Amicus briefs should not just rehash an argument already made to the court. They should be novel, or more expansive, or suggest an outcome that may be more of a compromise than the interested parties are demanding. They should be filed by third parties with a profound and specific interest in the case at bar.

Courts routinely grant motions to submit briefs of amicus curiae. The U.S. Supreme Court, for example, has what could fairly be described as an open door policy. However, the Seventh Circuit Court of Appeals has articulated stricter rules, limiting the number of briefs filed:

An amicus brief should normally be allowed when a party is not represented competently or is not represented at all, when the amicus has an interest in some other case that may be affected by the decision in the present case (though not enough affected to entitle the amicus to intervene and become a party in the present case), or when the amicus has unique information or perspective that can help the court beyond the help that the lawyers for the parties are able to provide. Otherwise, leave to file an amicus curiae brief should be denied.

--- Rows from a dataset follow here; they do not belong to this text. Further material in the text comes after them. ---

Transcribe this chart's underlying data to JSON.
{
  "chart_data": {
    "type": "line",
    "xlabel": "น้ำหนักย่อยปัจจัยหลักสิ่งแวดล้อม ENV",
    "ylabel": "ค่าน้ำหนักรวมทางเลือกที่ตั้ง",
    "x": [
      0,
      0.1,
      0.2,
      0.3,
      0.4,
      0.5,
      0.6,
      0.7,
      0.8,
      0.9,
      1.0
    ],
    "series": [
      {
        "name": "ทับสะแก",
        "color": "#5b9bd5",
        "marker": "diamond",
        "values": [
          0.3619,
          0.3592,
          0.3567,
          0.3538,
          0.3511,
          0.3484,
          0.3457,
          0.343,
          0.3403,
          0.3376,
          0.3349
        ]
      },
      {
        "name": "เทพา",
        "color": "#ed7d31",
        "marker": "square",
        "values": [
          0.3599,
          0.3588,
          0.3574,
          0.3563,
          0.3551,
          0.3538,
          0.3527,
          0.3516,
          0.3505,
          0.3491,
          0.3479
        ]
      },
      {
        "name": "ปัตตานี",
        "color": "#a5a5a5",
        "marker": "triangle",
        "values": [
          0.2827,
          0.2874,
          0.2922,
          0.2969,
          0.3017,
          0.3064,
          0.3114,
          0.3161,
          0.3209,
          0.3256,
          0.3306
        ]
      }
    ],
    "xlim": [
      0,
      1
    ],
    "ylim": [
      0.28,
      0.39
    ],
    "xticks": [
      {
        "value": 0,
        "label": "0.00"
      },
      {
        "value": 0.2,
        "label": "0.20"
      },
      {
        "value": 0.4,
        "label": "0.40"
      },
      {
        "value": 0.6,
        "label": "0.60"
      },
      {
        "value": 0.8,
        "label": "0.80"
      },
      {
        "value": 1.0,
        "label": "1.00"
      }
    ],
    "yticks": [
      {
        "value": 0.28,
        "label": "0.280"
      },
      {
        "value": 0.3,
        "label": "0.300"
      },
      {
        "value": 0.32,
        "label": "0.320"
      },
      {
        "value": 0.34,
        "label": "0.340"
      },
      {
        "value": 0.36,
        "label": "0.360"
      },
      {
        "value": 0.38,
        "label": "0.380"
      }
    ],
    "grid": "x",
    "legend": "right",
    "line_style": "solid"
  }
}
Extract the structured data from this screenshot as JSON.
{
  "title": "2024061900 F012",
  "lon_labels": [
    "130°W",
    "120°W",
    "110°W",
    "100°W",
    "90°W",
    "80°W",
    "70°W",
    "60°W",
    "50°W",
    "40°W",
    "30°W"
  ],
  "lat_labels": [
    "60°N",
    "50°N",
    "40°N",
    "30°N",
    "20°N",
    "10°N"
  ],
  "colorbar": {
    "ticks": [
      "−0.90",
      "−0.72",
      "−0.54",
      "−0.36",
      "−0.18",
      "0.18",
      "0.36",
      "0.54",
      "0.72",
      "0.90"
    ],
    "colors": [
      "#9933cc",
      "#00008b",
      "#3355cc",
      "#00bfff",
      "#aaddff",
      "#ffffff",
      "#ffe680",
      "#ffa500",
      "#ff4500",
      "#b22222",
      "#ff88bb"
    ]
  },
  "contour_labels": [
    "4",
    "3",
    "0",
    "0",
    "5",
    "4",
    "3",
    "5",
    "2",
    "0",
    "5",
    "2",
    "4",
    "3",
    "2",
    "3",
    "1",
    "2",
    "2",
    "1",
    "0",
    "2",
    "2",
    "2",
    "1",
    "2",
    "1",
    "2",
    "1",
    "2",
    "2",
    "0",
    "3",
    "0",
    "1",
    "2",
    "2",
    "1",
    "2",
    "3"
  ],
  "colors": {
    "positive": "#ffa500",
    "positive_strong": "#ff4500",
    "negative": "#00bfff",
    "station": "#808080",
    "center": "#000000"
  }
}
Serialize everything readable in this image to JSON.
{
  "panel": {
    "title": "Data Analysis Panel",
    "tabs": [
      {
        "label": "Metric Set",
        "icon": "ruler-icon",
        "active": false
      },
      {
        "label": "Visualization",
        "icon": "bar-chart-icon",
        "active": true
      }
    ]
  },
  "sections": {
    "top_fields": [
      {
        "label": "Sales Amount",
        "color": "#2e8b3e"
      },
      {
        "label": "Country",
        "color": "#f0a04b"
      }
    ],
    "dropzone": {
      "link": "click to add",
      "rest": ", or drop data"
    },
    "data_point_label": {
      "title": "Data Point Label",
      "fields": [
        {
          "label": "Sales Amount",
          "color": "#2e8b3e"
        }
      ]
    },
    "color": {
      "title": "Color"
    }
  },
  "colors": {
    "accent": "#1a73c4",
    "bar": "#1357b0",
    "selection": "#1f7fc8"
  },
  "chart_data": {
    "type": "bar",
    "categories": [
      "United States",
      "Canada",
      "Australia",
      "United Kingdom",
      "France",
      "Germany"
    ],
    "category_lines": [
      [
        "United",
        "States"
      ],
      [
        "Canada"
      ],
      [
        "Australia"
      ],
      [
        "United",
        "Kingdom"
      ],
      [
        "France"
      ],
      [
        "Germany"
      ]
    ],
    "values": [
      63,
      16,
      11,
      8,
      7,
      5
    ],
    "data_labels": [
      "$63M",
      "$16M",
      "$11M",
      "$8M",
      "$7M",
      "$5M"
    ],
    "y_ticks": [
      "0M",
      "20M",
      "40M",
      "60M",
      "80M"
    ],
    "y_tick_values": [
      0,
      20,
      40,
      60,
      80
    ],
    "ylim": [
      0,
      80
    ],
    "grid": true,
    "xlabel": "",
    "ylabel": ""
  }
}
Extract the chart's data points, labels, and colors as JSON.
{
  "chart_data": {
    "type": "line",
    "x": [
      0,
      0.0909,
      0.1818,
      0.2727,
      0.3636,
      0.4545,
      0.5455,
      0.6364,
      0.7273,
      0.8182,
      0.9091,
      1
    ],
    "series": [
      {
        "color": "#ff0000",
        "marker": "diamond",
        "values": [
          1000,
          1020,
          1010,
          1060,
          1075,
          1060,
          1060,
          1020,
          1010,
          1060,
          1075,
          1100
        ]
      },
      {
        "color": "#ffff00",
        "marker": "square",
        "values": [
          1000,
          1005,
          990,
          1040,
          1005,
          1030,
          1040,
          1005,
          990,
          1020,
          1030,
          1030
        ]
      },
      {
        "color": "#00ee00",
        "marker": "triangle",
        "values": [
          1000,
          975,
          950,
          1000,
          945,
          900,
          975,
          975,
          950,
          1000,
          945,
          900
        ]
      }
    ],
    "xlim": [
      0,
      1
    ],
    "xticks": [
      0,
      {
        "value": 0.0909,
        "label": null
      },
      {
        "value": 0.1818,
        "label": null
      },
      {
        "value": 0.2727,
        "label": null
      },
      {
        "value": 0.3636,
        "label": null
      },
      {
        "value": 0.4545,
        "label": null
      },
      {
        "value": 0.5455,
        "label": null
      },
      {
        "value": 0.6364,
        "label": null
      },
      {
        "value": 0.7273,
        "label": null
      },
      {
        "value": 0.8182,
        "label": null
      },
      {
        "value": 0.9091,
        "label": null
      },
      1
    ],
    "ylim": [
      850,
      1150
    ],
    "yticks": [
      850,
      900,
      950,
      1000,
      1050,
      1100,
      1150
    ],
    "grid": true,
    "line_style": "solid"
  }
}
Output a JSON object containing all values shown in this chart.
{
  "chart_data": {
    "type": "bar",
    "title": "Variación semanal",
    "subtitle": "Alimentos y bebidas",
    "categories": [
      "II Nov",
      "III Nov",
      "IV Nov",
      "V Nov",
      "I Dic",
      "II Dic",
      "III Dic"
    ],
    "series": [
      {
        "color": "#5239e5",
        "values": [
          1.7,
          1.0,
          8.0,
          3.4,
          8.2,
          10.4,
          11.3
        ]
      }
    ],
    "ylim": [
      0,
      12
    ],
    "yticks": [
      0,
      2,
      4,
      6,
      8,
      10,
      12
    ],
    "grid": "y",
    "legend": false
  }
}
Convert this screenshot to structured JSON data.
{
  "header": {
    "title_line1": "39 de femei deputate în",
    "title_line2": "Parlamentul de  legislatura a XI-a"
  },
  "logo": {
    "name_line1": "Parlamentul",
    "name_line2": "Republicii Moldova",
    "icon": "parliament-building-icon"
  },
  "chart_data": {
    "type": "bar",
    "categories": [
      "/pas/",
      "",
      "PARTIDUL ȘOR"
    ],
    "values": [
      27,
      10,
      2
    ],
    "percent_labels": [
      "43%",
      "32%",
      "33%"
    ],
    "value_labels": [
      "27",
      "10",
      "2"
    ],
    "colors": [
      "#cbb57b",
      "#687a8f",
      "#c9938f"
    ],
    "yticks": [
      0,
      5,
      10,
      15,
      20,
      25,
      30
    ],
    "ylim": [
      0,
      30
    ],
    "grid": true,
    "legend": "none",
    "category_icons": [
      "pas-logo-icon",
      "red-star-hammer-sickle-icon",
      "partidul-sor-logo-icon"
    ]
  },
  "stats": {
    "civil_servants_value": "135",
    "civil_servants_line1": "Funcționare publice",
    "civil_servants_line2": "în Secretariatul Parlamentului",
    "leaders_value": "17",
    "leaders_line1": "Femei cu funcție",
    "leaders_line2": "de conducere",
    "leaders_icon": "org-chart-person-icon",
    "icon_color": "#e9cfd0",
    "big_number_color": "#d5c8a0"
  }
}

Ryan v. CFTC, 125 F.3d 1062, 1063 (7th Cir. 1997) (internal citations omitted).

The actual impact of an amicus brief often depends on the judges to whom it is submitted. Some judges, like Judge Richard Posner of the Seventh Circuit and Justice Antonin Scalia of the U.S. Supreme Court, are openly hostile to amicus briefs. Others are more supportive. At the conclusion of oral arguments before the Sixth Circuit Court of Appeals in the same sex marriage cases (August, 6 2014), presiding Judge Jeffrey Sutton thanked the many amici filers for submitting a wide breadth of arguments for his panel to consider.

Cases with major social implications, such as Brown v. Board of Education, Hobby Lobby v. Sebelius, and the current same-sex marriage cases consolidated as Obergefell v. Hodges, attract the most amicus briefs. Cases with more limited scope, such as regulatory challenges in certain industries or procedural disputes, garner less outside interest. In those cases, an effective amicus brief in favor of one party or the other can play a bigger role in the outcome.

A study of Supreme Court decisions from 1946 to 1995 revealed a steady increase in the number citing amicus briefs. By 1995, amicus briefs were cited in 37% of the Court's rulings. And amicus briefs can generate significant media coverage.

If you or your organization has a unique interest in the outcome of a case currently before a judge or court sympathetic to amicus briefs, it may be a good idea to file one. You should seek counsel who is competent in the law implicated by the case and admitted to practice (and experienced in filing briefs) in that court. And don't wait - amicus briefs are usually due at the same time the briefs for the parties are due, so timing is important. Counsel should have at least one month to prepare and file your amicus brief.

If you are interested in filing an amicus brief in a pending case, consider it seriously and seek counsel now. The clock is ticking, and you could be doing yourself or your organization a great disservice if you ignore appropriate opportunities to assist courts with cases that matter to you.